Example 1: filtering on a categorical variable#

  • The legendary column is a categorical variable, meaning there are several discrete categories.

## How many legendary pokemon?
df_pokemon[df_pokemon['Legendary']==True].head(5)
# Name Type 1 Type 2 Total HP Attack Defense Sp. Atk Sp. Def Speed Generation Legendary
156 144 Articuno Ice Flying 580 90 85 100 95 125 85 1 True
157 145 Zapdos Electric Flying 580 90 90 85 125 90 100 1 True
158 146 Moltres Fire Flying 580 90 100 90 125 85 90 1 True
162 150 Mewtwo Psychic NaN 680 106 110 90 154 90 130 1 True
163 150 MewtwoMega Mewtwo X Psychic Fighting 780 106 190 100 154 100 130 1 True

Example 2: filtering on a continuous variable#

  • The HP column is a continuous variable.

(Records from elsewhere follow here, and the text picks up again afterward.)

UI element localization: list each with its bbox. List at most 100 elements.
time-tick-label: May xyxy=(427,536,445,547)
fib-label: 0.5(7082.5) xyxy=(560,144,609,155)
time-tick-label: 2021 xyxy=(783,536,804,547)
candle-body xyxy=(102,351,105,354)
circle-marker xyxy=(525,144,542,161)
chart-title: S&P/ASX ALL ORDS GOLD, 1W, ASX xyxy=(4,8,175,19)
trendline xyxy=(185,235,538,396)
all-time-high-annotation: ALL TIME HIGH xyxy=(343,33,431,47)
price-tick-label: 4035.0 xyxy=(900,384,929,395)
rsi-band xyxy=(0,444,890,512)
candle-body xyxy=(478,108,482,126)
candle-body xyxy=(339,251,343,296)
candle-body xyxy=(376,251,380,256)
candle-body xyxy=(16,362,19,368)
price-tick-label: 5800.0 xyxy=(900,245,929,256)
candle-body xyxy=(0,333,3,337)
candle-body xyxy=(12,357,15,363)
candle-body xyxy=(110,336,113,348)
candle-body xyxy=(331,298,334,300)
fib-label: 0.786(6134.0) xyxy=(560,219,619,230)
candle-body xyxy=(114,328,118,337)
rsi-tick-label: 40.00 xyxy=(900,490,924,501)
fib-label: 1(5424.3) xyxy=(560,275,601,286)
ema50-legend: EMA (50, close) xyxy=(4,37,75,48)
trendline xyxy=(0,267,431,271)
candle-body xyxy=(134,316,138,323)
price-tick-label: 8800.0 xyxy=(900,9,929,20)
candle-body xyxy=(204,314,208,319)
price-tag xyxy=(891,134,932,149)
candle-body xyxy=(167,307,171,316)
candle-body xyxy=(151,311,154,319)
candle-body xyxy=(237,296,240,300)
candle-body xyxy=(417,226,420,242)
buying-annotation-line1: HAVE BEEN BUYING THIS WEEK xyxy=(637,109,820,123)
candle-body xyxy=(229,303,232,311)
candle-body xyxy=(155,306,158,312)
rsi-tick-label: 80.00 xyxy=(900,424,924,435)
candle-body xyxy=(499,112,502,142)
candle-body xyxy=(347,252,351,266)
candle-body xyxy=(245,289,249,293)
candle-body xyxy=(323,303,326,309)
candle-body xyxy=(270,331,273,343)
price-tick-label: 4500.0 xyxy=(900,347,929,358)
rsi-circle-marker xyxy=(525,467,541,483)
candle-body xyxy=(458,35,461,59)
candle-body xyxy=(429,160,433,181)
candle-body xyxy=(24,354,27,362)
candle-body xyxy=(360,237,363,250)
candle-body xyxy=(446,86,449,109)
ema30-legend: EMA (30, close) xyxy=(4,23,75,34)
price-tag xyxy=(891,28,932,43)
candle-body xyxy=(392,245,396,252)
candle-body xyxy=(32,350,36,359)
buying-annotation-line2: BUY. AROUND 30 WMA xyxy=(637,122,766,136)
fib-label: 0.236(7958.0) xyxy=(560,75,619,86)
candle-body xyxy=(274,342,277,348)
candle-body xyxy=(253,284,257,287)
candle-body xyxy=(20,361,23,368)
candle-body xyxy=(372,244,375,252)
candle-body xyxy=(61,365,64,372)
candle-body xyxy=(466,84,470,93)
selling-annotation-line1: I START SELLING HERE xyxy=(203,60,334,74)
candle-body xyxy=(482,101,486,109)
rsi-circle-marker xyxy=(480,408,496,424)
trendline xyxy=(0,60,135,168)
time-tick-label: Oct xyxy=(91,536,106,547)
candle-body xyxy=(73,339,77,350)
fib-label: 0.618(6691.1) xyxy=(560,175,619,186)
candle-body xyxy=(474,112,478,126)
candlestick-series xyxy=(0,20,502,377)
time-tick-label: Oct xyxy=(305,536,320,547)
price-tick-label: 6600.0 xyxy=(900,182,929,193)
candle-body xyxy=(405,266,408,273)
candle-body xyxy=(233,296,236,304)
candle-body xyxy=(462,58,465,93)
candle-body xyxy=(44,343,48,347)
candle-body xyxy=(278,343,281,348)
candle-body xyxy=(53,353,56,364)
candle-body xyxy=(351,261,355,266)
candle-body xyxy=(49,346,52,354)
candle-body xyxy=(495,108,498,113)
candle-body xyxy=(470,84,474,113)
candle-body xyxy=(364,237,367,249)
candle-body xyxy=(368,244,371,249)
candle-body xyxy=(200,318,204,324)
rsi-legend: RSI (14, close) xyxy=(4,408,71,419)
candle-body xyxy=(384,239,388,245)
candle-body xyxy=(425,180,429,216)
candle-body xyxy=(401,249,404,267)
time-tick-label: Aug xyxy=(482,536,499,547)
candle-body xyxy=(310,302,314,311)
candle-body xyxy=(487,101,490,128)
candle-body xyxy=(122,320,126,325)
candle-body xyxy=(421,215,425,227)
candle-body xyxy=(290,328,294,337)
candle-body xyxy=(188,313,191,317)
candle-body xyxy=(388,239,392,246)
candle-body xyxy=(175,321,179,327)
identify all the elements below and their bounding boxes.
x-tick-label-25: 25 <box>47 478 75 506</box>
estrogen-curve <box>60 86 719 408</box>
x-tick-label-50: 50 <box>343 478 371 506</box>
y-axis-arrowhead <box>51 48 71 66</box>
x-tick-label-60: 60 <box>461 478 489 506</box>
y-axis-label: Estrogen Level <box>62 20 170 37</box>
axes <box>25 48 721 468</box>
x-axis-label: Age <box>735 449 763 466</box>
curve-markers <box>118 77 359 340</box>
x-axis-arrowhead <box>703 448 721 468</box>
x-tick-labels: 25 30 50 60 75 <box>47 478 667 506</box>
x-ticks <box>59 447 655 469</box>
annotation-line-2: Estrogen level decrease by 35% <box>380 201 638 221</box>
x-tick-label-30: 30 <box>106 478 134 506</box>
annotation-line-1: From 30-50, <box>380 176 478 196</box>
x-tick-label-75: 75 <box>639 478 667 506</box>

  • Let’s show only the rows for Pokemon with a HP > 150.

df_pokemon[df_pokemon['HP'] > 150].head(3)
# Name Type 1 Type 2 Total HP Attack Defense Sp. Atk Sp. Def Speed Generation Legendary
121 113 Chansey Normal NaN 450 250 5 5 35 105 50 1 False
155 143 Snorlax Normal NaN 540 160 110 65 65 110 30 1 False
217 202 Wobbuffet Psychic NaN 405 190 33 58 33 58 33 2 False

Using groupby#

The groupby function allows you to split data (i.e., along different categories) then apply some function to each split of that data (e.g., mean).

The syntax is as follows:

df_name.groupby("column_to_group_by").mean() ## or median, etc.

Example: mean Attack by Legendary#

Here, the [[...]] syntax just limits the columns in the DataFrame to the columns we directly care about.

df_pokemon[['Legendary', 'Attack']].groupby("Legendary").mean()
Attack
Legendary
False 75.669388
True 116.676923

Check-in:#

How would you calculate the median Defense by Legendary status?

### Your code here

Solution#

df_pokemon[['Legendary', 'Defense']].groupby("Legendary").median()
Defense
Legendary
False 66.0
True 100.0

Check-in:#

How would you calculate the mean HP by Type 1?

### Your code here

Solution#

df_pokemon[['Type 1', 'HP']].groupby("Type 1").mean()
HP
Type 1
Bug 56.884058
Dark 66.806452
Dragon 83.312500
Electric 59.795455
Fairy 74.117647
Fighting 69.851852
Fire 69.903846
Flying 70.750000
Ghost 64.437500
Grass 67.271429
Ground 73.781250
Ice 72.000000
Normal 77.275510
Poison 67.250000
Psychic 70.631579
Rock 65.363636
Steel 65.222222
Water 72.062500

Conclusion#

This concludes our unit on interacting with data.

  • Reading in .csv files with pandas.

  • Summarizing and working with tabular data.

We’ll also spend much more time on tabular data in Week 4, particularly as it regards “cleaning” data.